Quentin Tarantino Personally Thinks These Six Movies Are 'Perfect'

"To me," Quentin Tarantino writes, "'The Texas Chain Saw Massacre' is one of the few perfect movies ever made." The celebrated "Once Upon a Time in Hollywood" director drops the observation near the tail end of his latest book "Cinema Speculation," a nonfiction rumination on cinema. In fact, his praise of "Chain Saw" isn't even the focal point of the chapter it's found in, it's a preamble to an entire chapter dedicated to Tobe Hooper's 1981 big studio follow-up (bigger than "Eaten Alive," that is), "The Funhouse." He goes on to write that there are few movies that can really be called "perfect," which is fine since that isn't the end goal when it comes to storytelling. "Nevertheless," he goes on, "when it's accomplished (even by accident), it's an achievement."

Speaking with Jimmy Kimmel while promoting the book, Tarantino listed a handful of movies that he considers perfect, prefacing his picks with clarification on what he means by the "perfect" movie. He told Kimmel:

"Well there's not many of them. That just bemoans the fact that the film art form is hard. Look, when you say perfect movies you're talking about any individual person's aesthetic but even trying to account for all aesthetics... perfect movies kind of crosses all aesthetics to one degree or another. Might not be your cup of tea, but there's nothing you can say to bring it down."

The unassailable six, in Tarantino's estimation, are:

  • "The Texas Chainsaw Massacre" (1974)
  • "Jaws" (1975)
  • "The Exorcist" (1973)
  • "Annie Hall" (1977)
  • "Young Frankenstein" (1974)
  • "Back To The Future" (1985)

Indeed, there's little that can be said to knock these movies off of their respective pedestals.

Three cheers for horror movies

Plenty of critics will dedicate paragraphs to the latter three of the bunch, but horror rarely gets to hold onto the spotlight, so it's a balm to see such lowbrow genre representation on Quentin Tarantino's quick-fire roundup of perfection. "The Texas Chain Saw Massacre" has been influential from the jump; not only has the slasher classic had a major impact on subsequent scary movies like Ridley Scott's "Alien," but it has remained a gold standard for horror with its taffy-pulled dread, repulsive aesthetics, and visceral dissection of the American family unit.

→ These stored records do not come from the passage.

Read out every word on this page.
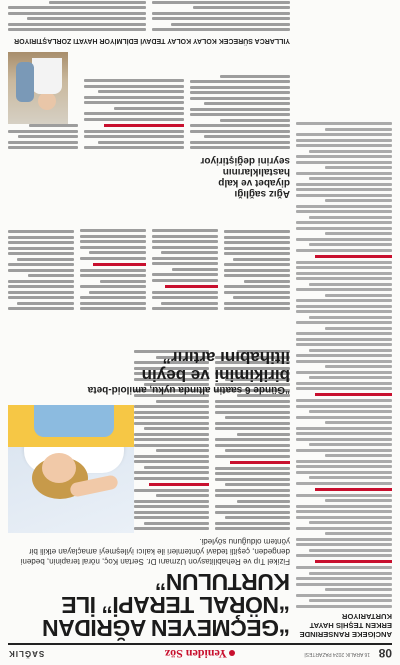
08
16 ARALIK 2024 PAZARTESİ
Yeniden Söz
SAĞLIK
ANCİGEKE RANSERINDE ERKEN TEŞHİS HAYAT KURTARIYOR
“GEÇMEYEN AĞRIDAN
“NÖRAL TERAPİ” İLE KURTULUN”
Fizikel Tıp ve Rehabilitasyon Uzmanı Dr. Sertan Koç, nöral terapinin, bedeni dengeden, çeşitli tedavi yöntemleri ile kalıcı iyileşmeyi amaçlayan etkili bir yöntem olduğunu söyledi.
“Günde 6 saatin altında uyku, amiloid-beta
birikimini ve beyin
iltihabını artırır”
Ağız sağlığı
diyabet ve kalp
hastalıklarının
seyrini değiştiriyor
YILLARCA SÜRECEK KOLAY KOLAY TEDAVİ EDİLMİYOR HAYATI ZORLAŞTIRIYOR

This is why Tarantino choses to speculate on Tobe Hooper's post-"TCM" filmography instead – it's such "a one-of-a-kind beast," he argues, that no subsequent work of Hooper's could surpass it.

As for the movie that made you think twice about going into the water, "Jaws" is observed in the book with a feverish reverence. Tarantino writes:

"When 'Jaws' came out in 1975 it might not have been the best film ever made. But it was easily the best movie ever made. Nothing ever made before it came close. Because for the first time the man at the helm wasn't a Richard Fleischer or a Jack Smight or a Michael Anderson executing a studio assignment. But a natural born filmmaker genius who grooved on exactly this kind of movie and would kill himself to deliver the exact vision that was in his head.

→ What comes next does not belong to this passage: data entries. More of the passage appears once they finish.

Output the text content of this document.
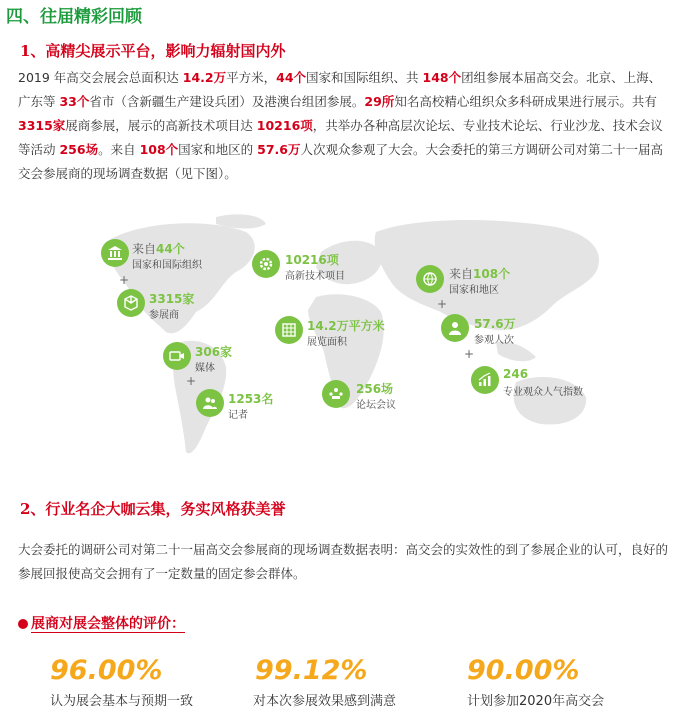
四、往届精彩回顾
1、高精尖展示平台，影响力辐射国内外
2019 年高交会展会总面积达 14.2万平方米，44个国家和国际组织、共 148个团组参展本届高交会。北京、上海、广东等 33个省市（含新疆生产建设兵团）及港澳台组团参展。29所知名高校精心组织众多科研成果进行展示。共有 3315家展商参展，展示的高新技术项目达 10216项，共举办各种高层次论坛、专业技术论坛、行业沙龙、技术会议等活动 256场。来自 108个国家和地区的 57.6万人次观众参观了大会。大会委托的第三方调研公司对第二十一届高交会参展商的现场调查数据（见下图）。
来自44个
国家和国际组织
+
3315家
参展商
306家
媒体
+
1253名
记者
10216项
高新技术项目
14.2万平方米
展览面积
256场
论坛会议
来自108个
国家和地区
+
57.6万
参观人次
+
246
专业观众人气指数
2、行业名企大咖云集，务实风格获美誉
大会委托的调研公司对第二十一届高交会参展商的现场调查数据表明：高交会的实效性的到了参展企业的认可，良好的参展回报使高交会拥有了一定数量的固定参会群体。
展商对展会整体的评价：
96.00%
认为展会基本与预期一致
99.12%
对本次参展效果感到满意
90.00%
计划参加2020年高交会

More on Steven Spielberg's steadfast vision for the Peter Benchley book adaptation can be found here

As for William Friedkin's "The Exorcist," Tarantino doesn't have much to say in "Cinema Speculation." But in the past, he's teased that he wants to do a scary movie on the level of the demonic-possession film — something fans have been begging for ever since that creepy Spahn Movie Ranch sequence in "Once Upon A Time in Hollywood."